Vous êtes ici

Solutions issues des sciences sociales

Solutions issues des Sciences Sociales

Des spécialistes en sciences sociales devraient être mis à contribution dès le départ dans les nouveaux projets technologiques pour s’assurer que le contexte est propice à la réussite commerciale. C’est l’avis de M. Richard Gold qui parle en connaissance de cause. Il est professeur de droit à l’Université McGill et il fait partie d’une équipe de chercheurs d’avant-garde de partout au Canada qui étudie les aspects économiques, sociaux et culturels des découvertes scientifiques.
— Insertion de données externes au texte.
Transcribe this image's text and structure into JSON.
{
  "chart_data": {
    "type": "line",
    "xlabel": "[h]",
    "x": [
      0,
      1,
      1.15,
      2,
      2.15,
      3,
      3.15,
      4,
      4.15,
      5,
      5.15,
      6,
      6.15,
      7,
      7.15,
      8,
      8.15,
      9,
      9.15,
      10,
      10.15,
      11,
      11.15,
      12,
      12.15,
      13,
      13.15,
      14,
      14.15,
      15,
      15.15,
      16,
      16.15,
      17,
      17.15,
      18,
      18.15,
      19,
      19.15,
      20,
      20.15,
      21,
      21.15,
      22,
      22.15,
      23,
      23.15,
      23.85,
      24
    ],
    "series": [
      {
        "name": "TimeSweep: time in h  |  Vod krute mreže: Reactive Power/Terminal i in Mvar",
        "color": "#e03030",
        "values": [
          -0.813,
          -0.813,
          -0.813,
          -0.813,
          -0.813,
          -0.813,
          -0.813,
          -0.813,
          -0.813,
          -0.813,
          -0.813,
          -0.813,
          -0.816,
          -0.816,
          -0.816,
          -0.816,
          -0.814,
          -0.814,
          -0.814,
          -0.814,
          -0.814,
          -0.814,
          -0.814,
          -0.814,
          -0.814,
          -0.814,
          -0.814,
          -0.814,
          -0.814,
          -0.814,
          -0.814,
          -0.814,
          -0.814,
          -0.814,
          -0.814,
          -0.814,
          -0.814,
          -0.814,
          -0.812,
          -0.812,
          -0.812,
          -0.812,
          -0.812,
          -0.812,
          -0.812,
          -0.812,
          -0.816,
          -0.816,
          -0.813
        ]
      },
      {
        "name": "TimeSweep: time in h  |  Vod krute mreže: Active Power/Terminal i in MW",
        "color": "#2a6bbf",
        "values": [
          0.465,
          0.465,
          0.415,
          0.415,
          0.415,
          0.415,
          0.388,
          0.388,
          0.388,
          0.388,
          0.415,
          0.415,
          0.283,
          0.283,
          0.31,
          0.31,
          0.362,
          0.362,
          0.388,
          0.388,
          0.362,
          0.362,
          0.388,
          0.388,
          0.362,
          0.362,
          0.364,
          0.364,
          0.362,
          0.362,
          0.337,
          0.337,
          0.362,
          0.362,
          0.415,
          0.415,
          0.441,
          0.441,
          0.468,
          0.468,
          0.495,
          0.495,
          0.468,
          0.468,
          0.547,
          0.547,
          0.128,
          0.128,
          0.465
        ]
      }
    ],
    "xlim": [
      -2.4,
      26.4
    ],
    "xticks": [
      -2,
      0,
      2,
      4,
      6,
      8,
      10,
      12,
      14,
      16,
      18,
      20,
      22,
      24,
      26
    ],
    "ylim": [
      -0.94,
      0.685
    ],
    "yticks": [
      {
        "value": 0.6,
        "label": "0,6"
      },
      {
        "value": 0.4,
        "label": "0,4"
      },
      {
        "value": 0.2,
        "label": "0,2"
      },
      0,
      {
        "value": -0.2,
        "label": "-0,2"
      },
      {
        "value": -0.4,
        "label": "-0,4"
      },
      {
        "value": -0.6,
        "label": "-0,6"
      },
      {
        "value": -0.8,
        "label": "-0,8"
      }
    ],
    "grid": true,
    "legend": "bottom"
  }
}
Depuis les quatre dernières années, les chercheurs étudient les obstacles qui entravent l’entrée sur le marché de produits novateurs et ils évaluent d’autres politiques et pratiques possibles.

« Nous excellons en sciences au Canada, affirme M. Gold. Nous jouons dans la cour des grands, nous publions et nous créons des liens à l’échelle internationale, mais parfois, rien n’aboutit. » Il nous faut inverser le paradigme. « Nous faisons des travaux scientifiques en espérant que le reste arrange.

Solutions issues des Sciences Sociales
Un contexte favorable à la science est aussi important que la science elle-même.
Richard Gold, professeur de droit

Ce que nous devons faire, c’est nous assurer que le contexte est propice et laisser la science trouver sa place. » Le contexte de l’innovation est complexe. « Il y a de nombreux organismes de réglementation au pays, tant au niveau fédéral que provincial, et beaucoup d’organismes subventionnaires qui ont chacun un programme distinct. Il faut aussi prendre en compte tout le régime de propriété intellectuelle : le droit des brevets, celui des droits d’auteur, ainsi que la législation relative à la protection de la vie privée et à la protection des secrets commerciaux. Tout cela est plus ou moins coordonné. » Cette situation favorise une tendance à tout simplement à « n’en tenir aucun compte et à financer seulement la science ».

La recherche menée par M. Gold dans le cadre du projet VALGEN montre la meilleure façon pour le Canada de réglementer et de gérer la propriété intellectuelle. Elle révèle, par exemple, que nous ne pouvons pas simplement adopter les politiques d’autres pays; il faut des solutions propres au Canada pour créer un régime de propriété intellectuelle novateur. Les constatations de M. Gold constituent une source inestimable de faits probants sur laquelle les décideurs de l’État peuvent se fonder pour influencer positivement la politique publique et accroître ainsi la compétitivité du Canada sur la scène mondiale.

Selon M. Gold, le Canada doit mettre à profit ses points forts pour favoriser la réussite commerciale. La recherche agricole n’est qu’un exemple parmi d’autres. « Nous devons fixer des priorités. Nous ne pouvons pas exceller en tout. Il faut y réfléchir. Où résident nos avantages concurrentiels? Quelles mesures pourraient inciter les gens à investir? Qu’en est-il du grand public? En faisons-nous assez pour expliquer la science? »

Ce sont les spécialistes en sciences sociales qui peuvent répondre à ces questions.